Fifteen-year-old Rae Walters has growing doubts and fears about The Plan--the detailed blueprint for high school that will help her follow in her lawyer father's footsteps. She's always been committed to The Plan, but now that the pressure to succeed is building, what was supposed to unite her family in purpose, may end up tearing it apart.
When their paths cross just as they each need a friend the most, Gerrit's and Rae's lives begin to change in unexpected ways. Can they discover together what really matters in life and learn it's never too late for a second chance?
As I close this book, and lay it down, I’m left sitting here in awe and amazement. I’ll be honest, I only chose to read this book because I kept hearing glowing recommendations. The cover…well, it just didn’t really grab me. The book synopsis, though, did have appeal.
Anyway…I am SO glad I decided to read it.
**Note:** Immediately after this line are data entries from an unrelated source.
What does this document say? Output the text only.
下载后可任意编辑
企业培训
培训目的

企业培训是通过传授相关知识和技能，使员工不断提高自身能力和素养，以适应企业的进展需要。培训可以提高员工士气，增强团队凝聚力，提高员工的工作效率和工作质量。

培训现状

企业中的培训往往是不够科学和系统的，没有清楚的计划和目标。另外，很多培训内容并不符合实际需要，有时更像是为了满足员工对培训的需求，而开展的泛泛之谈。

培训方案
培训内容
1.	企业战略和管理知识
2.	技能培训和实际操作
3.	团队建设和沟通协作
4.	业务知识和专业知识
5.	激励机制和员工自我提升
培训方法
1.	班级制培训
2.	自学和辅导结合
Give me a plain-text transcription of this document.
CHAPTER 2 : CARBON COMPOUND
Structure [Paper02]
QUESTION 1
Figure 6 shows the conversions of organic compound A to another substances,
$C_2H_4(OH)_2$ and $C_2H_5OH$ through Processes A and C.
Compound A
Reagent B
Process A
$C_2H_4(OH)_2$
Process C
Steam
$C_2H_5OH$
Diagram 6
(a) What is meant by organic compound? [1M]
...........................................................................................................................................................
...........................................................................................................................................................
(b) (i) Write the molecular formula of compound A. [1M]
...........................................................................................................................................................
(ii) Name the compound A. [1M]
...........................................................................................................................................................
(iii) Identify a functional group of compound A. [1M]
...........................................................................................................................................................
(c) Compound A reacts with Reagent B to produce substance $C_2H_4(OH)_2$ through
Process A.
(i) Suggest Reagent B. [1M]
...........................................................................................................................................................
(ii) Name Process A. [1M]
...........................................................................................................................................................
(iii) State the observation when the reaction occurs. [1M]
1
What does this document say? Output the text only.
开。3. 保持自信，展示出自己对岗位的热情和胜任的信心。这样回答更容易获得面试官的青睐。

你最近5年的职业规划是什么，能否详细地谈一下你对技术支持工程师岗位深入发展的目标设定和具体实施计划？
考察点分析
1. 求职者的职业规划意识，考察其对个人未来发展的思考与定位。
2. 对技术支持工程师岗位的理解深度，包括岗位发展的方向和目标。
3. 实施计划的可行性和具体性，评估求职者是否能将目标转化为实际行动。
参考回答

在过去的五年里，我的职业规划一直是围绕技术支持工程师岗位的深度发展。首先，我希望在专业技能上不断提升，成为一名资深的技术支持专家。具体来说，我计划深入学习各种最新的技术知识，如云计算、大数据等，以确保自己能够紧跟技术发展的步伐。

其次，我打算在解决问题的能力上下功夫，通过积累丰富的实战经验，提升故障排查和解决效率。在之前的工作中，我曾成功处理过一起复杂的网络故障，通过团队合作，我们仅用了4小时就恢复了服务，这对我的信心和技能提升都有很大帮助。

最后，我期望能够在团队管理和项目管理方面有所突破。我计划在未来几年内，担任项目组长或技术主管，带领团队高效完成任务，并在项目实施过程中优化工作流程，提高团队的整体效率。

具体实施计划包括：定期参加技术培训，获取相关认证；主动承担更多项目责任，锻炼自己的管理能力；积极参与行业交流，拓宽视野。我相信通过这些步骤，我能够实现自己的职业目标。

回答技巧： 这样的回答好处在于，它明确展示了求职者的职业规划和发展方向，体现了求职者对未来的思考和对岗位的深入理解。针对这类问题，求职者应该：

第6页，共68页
It’s a debut novel, but it really just blew me away. Katie Poyner completely managed to capture some excellent character voices. A sixty something, slightly crusty old man, a fifteen year old girl, and their unlikely friendship.
One reason this story really gripped me is because of my own marriage. My hubby and I have been married almost twenty years, and once you’ve been married for a long time, you just really realize the ups and downs that are in every marriage. You’ve got to be determined that you are in it for the long haul, no matter what, or escape seems inevitable.
Gerrit and his wife Hannie obviously have had some marriage issues. Lack of communication, almost no time together, and of course, more things not readily seen at a glance. Gerrit is such a realistic, and completely relatable character. Even though I almost didn’t like him at the beginning, I really appreciated seeing things from his viewpoint, because it made me a lot more sympathetic to his side of the story. At times I just wanted to shake him! His character did make some impressive strides in growth throughout this story.
I also loved reading about farming. Not because I know so much about it, but because it is a career that is dear to my own hubby’s heart, and also because it’s not one that we hear much about anymore. Sadly, it seems to be a dying career. All the hardworking men that put in so many very hard and unappreciated hours of labor, just trying to eek out a living with farming. And yes, this still happens in America today. Something that is taken way too much for granted.
To summarize it all, this book is poignant and sad, yet offering hope in the midst of despair and darkness. In spite of the deep and gripping underlying sadness of this story, it ends with a ray of hope. And I just love that. The author weaves in bits and pieces of faith, and shows us how God really is there in the midst of hard times, if we just choose to look for Him.
This might not be a story that will appeal to younger readers, but I was really blessed and challenged by it. I’ve now added Katie Powner to my list of ‘must-read’ authors!